Question

If the excess pressure inside a soap bubble is three times that of the other bubble, then the ratio of their volumes will be
A. $1:3$
B. $1:10$
C. $1:17$
D. $1:27$

Answer 1

Use the formula for excess pressure inside a soap bubble. This formula gives the relation between the excess pressure in the soap bubble, surface tension and radius of the soap bubble. Also, use the formula for volume of a spherical object. Determine the ratio of radii of the soap bubbles and then determine the ratio of volumes of the soap bubbles.

Formulae used:
The excess pressure $\Delta P$ inside a soap bubble is given by
$\Delta P = \dfrac{{4T}}{R}$ …… (1)
Here, $T$ is the surface tension on the soap bubble and $R$ is the radius of the soap bubble.
The volume $V$ of a spherical object is given by
$V = \dfrac{4}{3}\pi {R^3}$ …… (2)
Here, $R$ is the radius of the spherical object.

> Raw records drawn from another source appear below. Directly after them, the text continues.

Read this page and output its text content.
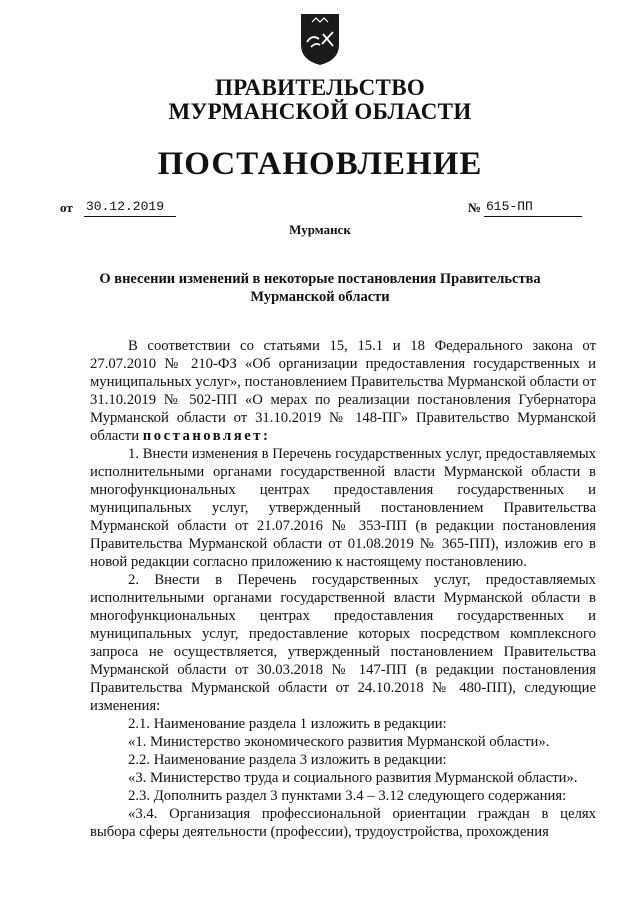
ПРАВИТЕЛЬСТВО
МУРМАНСКОЙ ОБЛАСТИ
ПОСТАНОВЛЕНИЕ
от 30.12.2019	№ 615-ПП
Мурманск
О внесении изменений в некоторые постановления Правительства
Мурманской области

В соответствии со статьями 15, 15.1 и 18 Федерального закона от 27.07.2010 № 210-ФЗ «Об организации предоставления государственных и муниципальных услуг», постановлением Правительства Мурманской области от 31.10.2019 № 502-ПП «О мерах по реализации постановления Губернатора Мурманской области от 31.10.2019 № 148-ПГ» Правительство Мурманской области постановляет:

1. Внести изменения в Перечень государственных услуг, предоставляемых исполнительными органами государственной власти Мурманской области в многофункциональных центрах предоставления государственных и муниципальных услуг, утвержденный постановлением Правительства Мурманской области от 21.07.2016 № 353-ПП (в редакции постановления Правительства Мурманской области от 01.08.2019 № 365-ПП), изложив его в новой редакции согласно приложению к настоящему постановлению.

2. Внести в Перечень государственных услуг, предоставляемых исполнительными органами государственной власти Мурманской области в многофункциональных центрах предоставления государственных и муниципальных услуг, предоставление которых посредством комплексного запроса не осуществляется, утвержденный постановлением Правительства Мурманской области от 30.03.2018 № 147-ПП (в редакции постановления Правительства Мурманской области от 24.10.2018 № 480-ПП), следующие изменения:

2.1. Наименование раздела 1 изложить в редакции:

«1. Министерство экономического развития Мурманской области».

2.2. Наименование раздела 3 изложить в редакции:

«3. Министерство труда и социального развития Мурманской области».

2.3. Дополнить раздел 3 пунктами 3.4 – 3.12 следующего содержания:

«3.4. Организация профессиональной ориентации граждан в целях выбора сферы деятельности (профессии), трудоустройства, прохождения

Complete step by step answer:
Let us consider that the excess pressure inside the first and second soap bubble is $\Delta {P_1}$ and $\Delta {P_2}$ respectively.
Let the radii and volumes of the first and second soap bubbles are ${V_1}$ and ${V_2}$ and ${V_1}$ and ${V_2}$ respectively.

We have given that the excess pressure inside the first soap bubble is three times the excess pressure in the second soap bubble.
$\Delta {P_1} = 3\Delta {P_2}$
The surface tension for both the soap bubbles is the same.

From equation (1), we can conclude that the excess pressure inside the soap bubble is inversely proportional to radius of the bubble.
$\Delta P \propto \dfrac{1}{R}$
Rewrite the above relation for two soap bubbles.
$\dfrac{{\Delta {P_1}}}{{\Delta {P_2}}} = \dfrac{{{R_2}}}{{{R_1}}}$
Substitute $3\Delta {P_2}$ for $\Delta {P_1}$ in the above equation.
$\dfrac{{3\Delta {P_2}}}{{\Delta {P_2}}} = \dfrac{{{R_2}}}{{{R_1}}}$
$\Rightarrow 3 = \dfrac{{{R_2}}}{{{R_1}}}$
$\Rightarrow \dfrac{{{R_1}}}{{{R_2}}} = \dfrac{1}{3}$
The soap bubbles are spherical in shape.

Now from equation (2), we can conclude that the volume of the spherical soap bubble is directly proportional to the cube of radius of the soap bubble.
$V \propto {R^3}$
Rewrite the above relation for two soap bubbles.
$\dfrac{{{V_1}}}{{{V_2}}} = \dfrac{{R_1^3}}{{R_2^3}}$
$\Rightarrow \dfrac{{{V_1}}}{{{V_2}}} = {\left( {\dfrac{{{R_1}}}{{{R_2}}}} \right)^3}$
Substitute $\dfrac{1}{3}$ for $\dfrac{{{R_1}}}{{{R_2}}}$ in the above equation.
$\Rightarrow \dfrac{{{V_1}}}{{{V_2}}} = {\left( {\dfrac{1}{3}} \right)^3}$
$\therefore \dfrac{{{V_1}}}{{{V_2}}} = \dfrac{1}{{27}}$
Therefore, the ratio of volumes of the soap bubbles is 1:27.

Hence, the correct option is D.

Note: The students may think that how we can take the shape of soap bubble spherical and use formula for volume of sphere if its shape is not mentioned in the question. But the surface tension and excess pressure acting on the soap bubble balances such that the shape of the soap bubble in steady state is always spherical.